The SBEC report also faces disagreement from one of the very experts it cites. To support his index's assumption that small businesses will thrive in states with low taxes, SBEC chief economist Raymond J. Keating (not a Ph.D.) cited work co-authored by Donald Bruce (a Ph.D.) that found decreases in marginal tax rates "might lead to increases in entrepreneurial entry and better chances of survival" (Bruce and Gurley, 2005, p. 24). Ignored by Mr. Keating is Dr. Bruce's finding in the same paper that "higher average tax rates on entrepreneurship income might actually increase the probability of entry" (p. 24).
Keating also ignores a November 2006 paper co-authored by Dr. Bruce with John Deskins for the Small Business Administration Office of Advocacy ("State Tax Policy and Entrepreneurial Activity"). To the good for Keating and the SBEC, Bruce and Deskins conclude that "Higher top tax rates on individual income, higher sales tax rates, and the existence of state-level inheritance or gift taxes all tend to slightly reduce a state’s share of the national entrepreneurial stock" (p. 2). They also find an apparent negative correlation between larger state and local governments and entrepreneurial activity (p. 22).

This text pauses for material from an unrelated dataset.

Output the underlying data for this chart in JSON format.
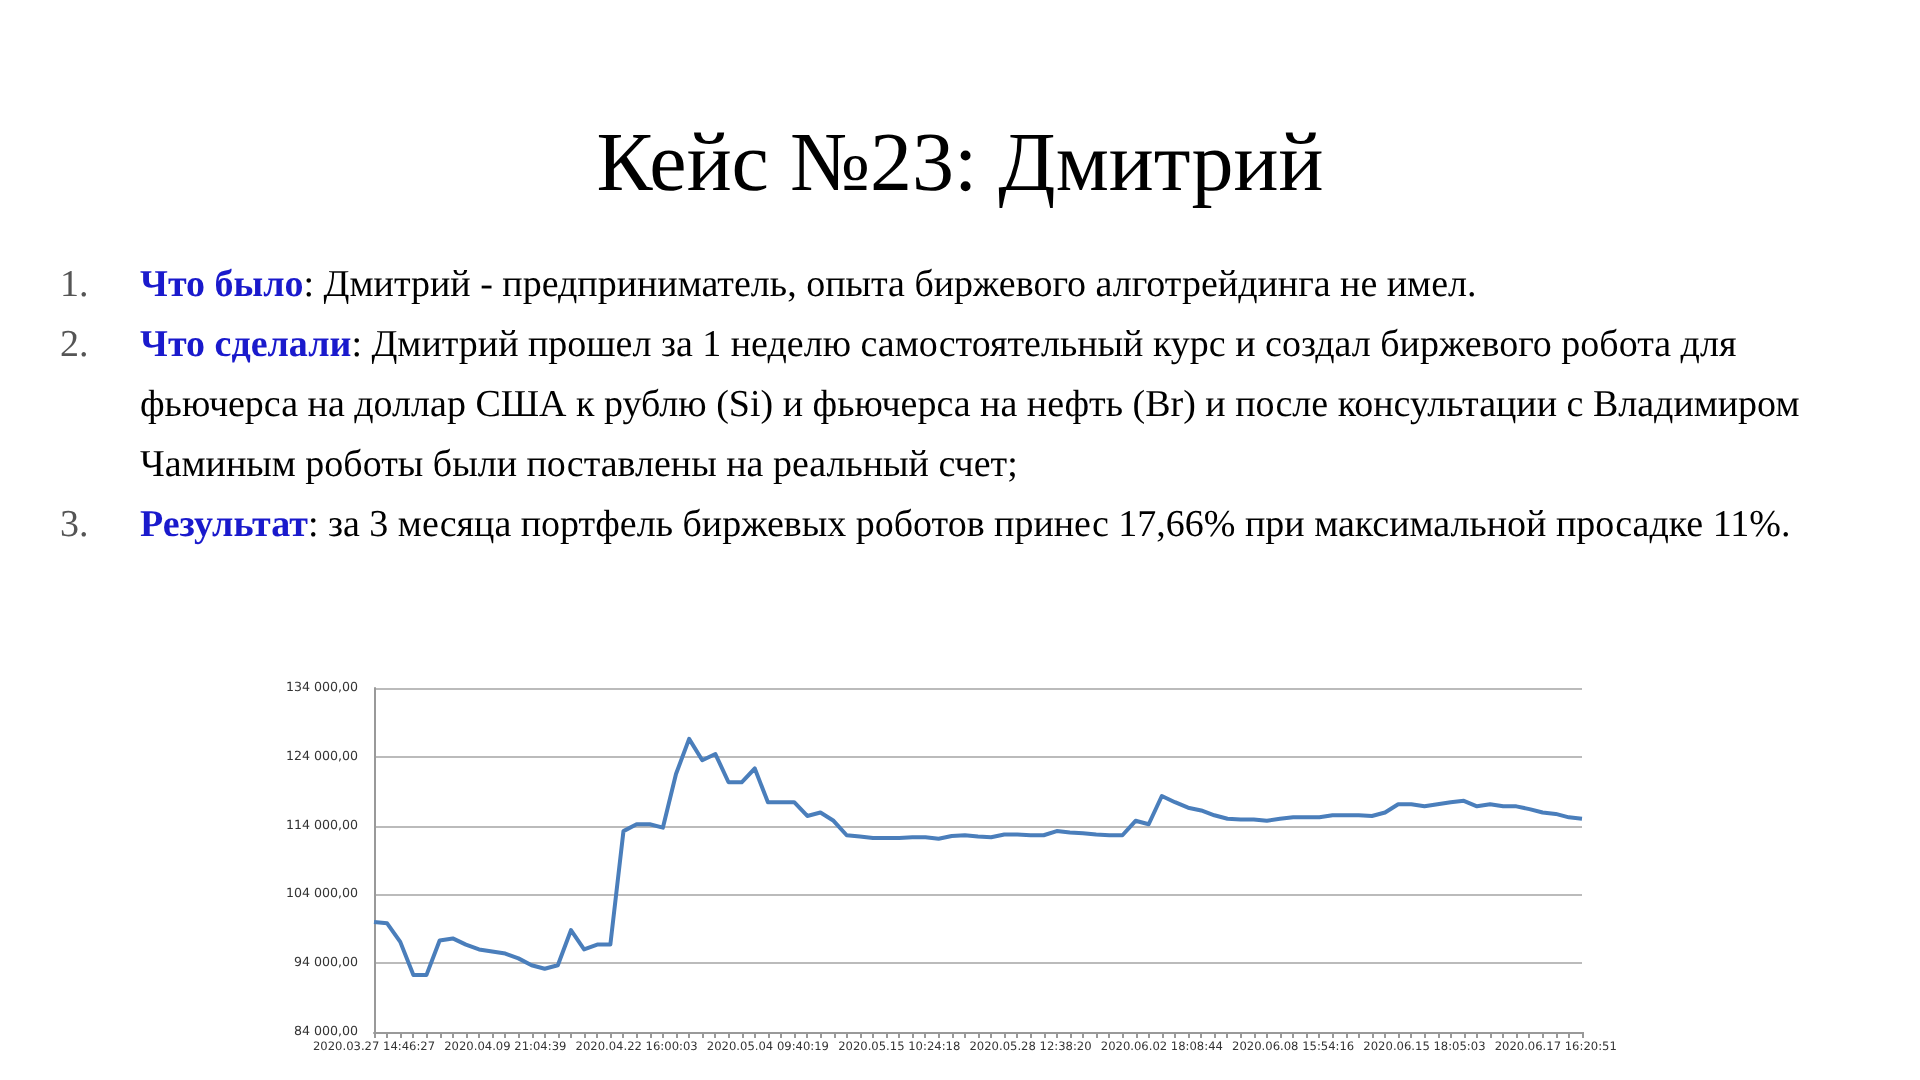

But Bruce and Deskins also knock at least a couple legs out from under the assumptions of Keating's index:
- "...top marginal state tax rates on corporate and individual income do not have statistically significant effects on state entrepreneurship rates..." (p. 2).
- "...states with higher sales tax rates tend to have higher entrepreneurship rates" (p. 2).
- "The composition of state tax portfolios is generally not a significant determinant of state
entrepreneurship rates" (p. 2). - "States with more progressive personal income taxes have slightly higher entrepreneurship rates" (p. 4).
- "...taxes have statistically significant but very small and scattered effects on entrepreneurship rates. Consequently, they are likely to be ineffective in generating desired changes in entrepreneurial activity" (pp. 5–6).
Bruce and Deskins's work shows the fatal flaw in Keating's report. The "Small Business Survival Index" does not measure the actual survival of small businesses; it advocates a specific anti-tax agenda which research shows does not have a big impact on small business activity.
In other words, Keating and the SBEC are more concerned with ideology than with what really works.